Elderly Depression: Case Example
Case example. Your father, Joe, 83, lives alone, having lost your Mother two years ago. He has a bad heart and although his knee arthritis is killing him, he cannot have surgery because of the heart condition. He can no longer garden, which is his favorite hobby. You find that the house is messier than usual and that the cupboards are no longer stocked with the usual variety of foods. His friend, Jim, has called you that Joe is no longer coming to the VFW meetings, which is a concern as he has always been a faithful with attendance.
On your visit with your dad last week he seemed to stare off into the distance, to talk less, and to complain more about not only the knee but about feeling “just tired”, not sleeping very well now, and thinking about giving up on the VFW because he wouldn’t have much to contribute anyway.
You ask your father if he is depressed. His answer is “I’m not a head case.”
What do you do at this point? Is your father depressed or is something else going on?
DEPRESSION: BASIC FACTS
Depression – not rare through a lifetime.
Depression – NOT a normal consequence of aging.
Depression – not more common in the elderly if health and independence remain intact.
Depression – risk goes up significantly if a senior loses their health and independence
The following risk factors help predict a risk of depression in the elderly and contribute to losses of health and independence:
DEPRESSION: DEFINITION, CAUSES, PERCEPTIONS, BARRIERS TO CARE, DANGERS
Depression – a prolonged situation of marked sadness or loss of enjoyment of life which interferes with daily functioning and relationships.
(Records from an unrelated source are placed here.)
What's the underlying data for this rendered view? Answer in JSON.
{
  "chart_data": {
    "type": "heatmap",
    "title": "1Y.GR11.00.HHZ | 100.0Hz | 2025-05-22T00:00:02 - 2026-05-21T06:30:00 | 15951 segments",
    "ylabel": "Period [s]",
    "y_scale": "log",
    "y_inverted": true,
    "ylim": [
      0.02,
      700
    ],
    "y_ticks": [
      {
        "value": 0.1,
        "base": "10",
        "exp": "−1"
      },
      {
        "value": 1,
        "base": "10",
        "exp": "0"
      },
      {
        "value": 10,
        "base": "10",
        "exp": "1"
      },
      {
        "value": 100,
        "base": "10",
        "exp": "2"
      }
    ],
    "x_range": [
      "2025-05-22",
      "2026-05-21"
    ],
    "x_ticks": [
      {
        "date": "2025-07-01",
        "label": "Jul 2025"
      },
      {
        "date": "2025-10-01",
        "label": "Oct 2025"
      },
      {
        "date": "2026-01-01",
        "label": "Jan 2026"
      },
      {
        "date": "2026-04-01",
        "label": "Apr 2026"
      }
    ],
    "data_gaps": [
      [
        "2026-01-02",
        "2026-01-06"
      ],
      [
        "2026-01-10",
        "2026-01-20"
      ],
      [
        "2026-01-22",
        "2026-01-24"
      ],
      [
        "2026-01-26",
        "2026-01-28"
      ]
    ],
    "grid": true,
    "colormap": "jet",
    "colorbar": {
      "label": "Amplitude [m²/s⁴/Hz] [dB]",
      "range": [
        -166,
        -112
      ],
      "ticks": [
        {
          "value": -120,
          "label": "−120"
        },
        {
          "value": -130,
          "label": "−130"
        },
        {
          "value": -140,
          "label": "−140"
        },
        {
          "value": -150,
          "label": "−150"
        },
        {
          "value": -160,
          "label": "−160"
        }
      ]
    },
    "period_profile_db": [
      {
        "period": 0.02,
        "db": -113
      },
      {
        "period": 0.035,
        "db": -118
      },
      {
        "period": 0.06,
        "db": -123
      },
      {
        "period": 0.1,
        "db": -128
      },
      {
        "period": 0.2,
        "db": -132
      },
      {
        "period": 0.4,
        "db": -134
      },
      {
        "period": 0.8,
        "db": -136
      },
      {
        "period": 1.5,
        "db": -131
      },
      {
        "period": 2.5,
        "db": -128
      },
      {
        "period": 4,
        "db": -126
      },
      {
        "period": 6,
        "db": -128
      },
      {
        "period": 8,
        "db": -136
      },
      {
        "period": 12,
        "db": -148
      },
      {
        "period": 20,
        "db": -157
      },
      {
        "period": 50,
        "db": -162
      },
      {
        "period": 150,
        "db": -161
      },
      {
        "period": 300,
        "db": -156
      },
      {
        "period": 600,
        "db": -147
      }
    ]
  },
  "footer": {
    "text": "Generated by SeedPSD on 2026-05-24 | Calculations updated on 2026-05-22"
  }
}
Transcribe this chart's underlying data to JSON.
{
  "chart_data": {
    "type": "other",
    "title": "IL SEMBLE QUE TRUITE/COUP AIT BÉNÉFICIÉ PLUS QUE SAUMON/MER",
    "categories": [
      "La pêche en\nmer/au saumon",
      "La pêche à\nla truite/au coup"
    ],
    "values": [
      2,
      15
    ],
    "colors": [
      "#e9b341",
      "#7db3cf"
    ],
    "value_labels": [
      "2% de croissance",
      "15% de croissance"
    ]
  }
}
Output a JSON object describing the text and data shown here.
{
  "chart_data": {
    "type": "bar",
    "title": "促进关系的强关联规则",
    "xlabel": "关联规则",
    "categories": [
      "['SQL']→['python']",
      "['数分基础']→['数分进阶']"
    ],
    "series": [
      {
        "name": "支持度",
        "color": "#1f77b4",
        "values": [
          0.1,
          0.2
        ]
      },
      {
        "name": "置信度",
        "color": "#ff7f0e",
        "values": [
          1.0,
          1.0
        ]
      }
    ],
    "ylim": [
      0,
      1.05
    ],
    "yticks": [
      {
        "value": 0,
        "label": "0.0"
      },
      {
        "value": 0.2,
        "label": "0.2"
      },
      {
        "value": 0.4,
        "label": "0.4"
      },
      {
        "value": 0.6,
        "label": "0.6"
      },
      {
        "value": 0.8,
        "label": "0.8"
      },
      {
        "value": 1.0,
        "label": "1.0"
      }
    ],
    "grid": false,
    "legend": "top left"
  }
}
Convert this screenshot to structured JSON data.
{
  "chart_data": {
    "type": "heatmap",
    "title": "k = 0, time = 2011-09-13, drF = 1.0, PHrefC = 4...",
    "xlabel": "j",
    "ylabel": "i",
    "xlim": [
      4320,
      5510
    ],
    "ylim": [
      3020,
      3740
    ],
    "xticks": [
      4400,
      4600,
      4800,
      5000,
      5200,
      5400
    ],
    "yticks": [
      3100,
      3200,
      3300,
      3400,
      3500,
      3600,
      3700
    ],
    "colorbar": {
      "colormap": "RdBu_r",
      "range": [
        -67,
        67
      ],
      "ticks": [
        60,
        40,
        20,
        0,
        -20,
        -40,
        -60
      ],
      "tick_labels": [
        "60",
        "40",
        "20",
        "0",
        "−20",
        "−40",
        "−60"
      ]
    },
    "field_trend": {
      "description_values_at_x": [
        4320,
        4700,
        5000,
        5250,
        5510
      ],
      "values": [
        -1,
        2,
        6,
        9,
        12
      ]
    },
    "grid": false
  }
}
Depression – we suspect that an imbalance in brain chemistry is part of the picture. The imbalance may either be the cause or the result of depression.
Depression – an acute or ongoing negative or stressful life event or loss leads to prolonged sadness, guilt, or frustration. A genetic predisposition is sometimes seen. If the negative influences last long enough, the brain chemistry becomes unbalanced and a depressive illness develops.
Objective, physical correlates of changes in brain anatomy and chemical activity can be seen. Depression has both emotional/spiritual and physical components.
Concept of mood disorder, not mental illness. A proper understanding of the nature of depression will help us recognize and treat this condition.
Traditional perceptions about depression are a barrier to adequate diagnosis and treatment of this illness.
Depression in the elderly is under diagnosed and under treated. This can reflect both the patient’s perspective and the physician’s first impression.
It is important to diagnose and treat this condition due to the burden of suffering and medical consequences.
DEPRESSION: TOOLS TO RECOGNIZE, AND WHAT TO DO NEXT
To go back to our case example, one could ask Joe questions from screening questionnaire tools. Consider the following if you or a loved one might be struggling with depression.
Tool #1. Two question test. A yes to either or both is suggestive.
During the past month, have your been down, depressed or felt hopeless?
During the past month, have you been bothered by little interest or
pleasure in doing things?
Tool #2. Five question test.
Are you basically satisfied with your life?
Do you often get bored?
Do you often feel helpless?
Do you prefer to say at home rather than going out and doing new things?
Do you feel pretty worthless the way you are right now?
Two or more suggestive answers means we should look further.
A medical evaluation should follow. This can be done by the general family or primary doctor. If possible, alert the doctor that a mood problem is suspected.
DEPRESSION: TREATMENT OPTIONS
Involved family or friends may be able to solve a mild depression; historically this was all there was. Don’t let things linger too long, however.
Psychotherapy (counseling or talk therapy): This gold standard is underutilized for various reasons. If a life event is identified as being involved, this approach holds particular promise. It takes time.
Medical (drug therapy). We might need this for severe depression, with suicide risk. There are safety concerns that are controllable. It might work faster.
Don’t be shocked! Electroconvulsive therapy is still around.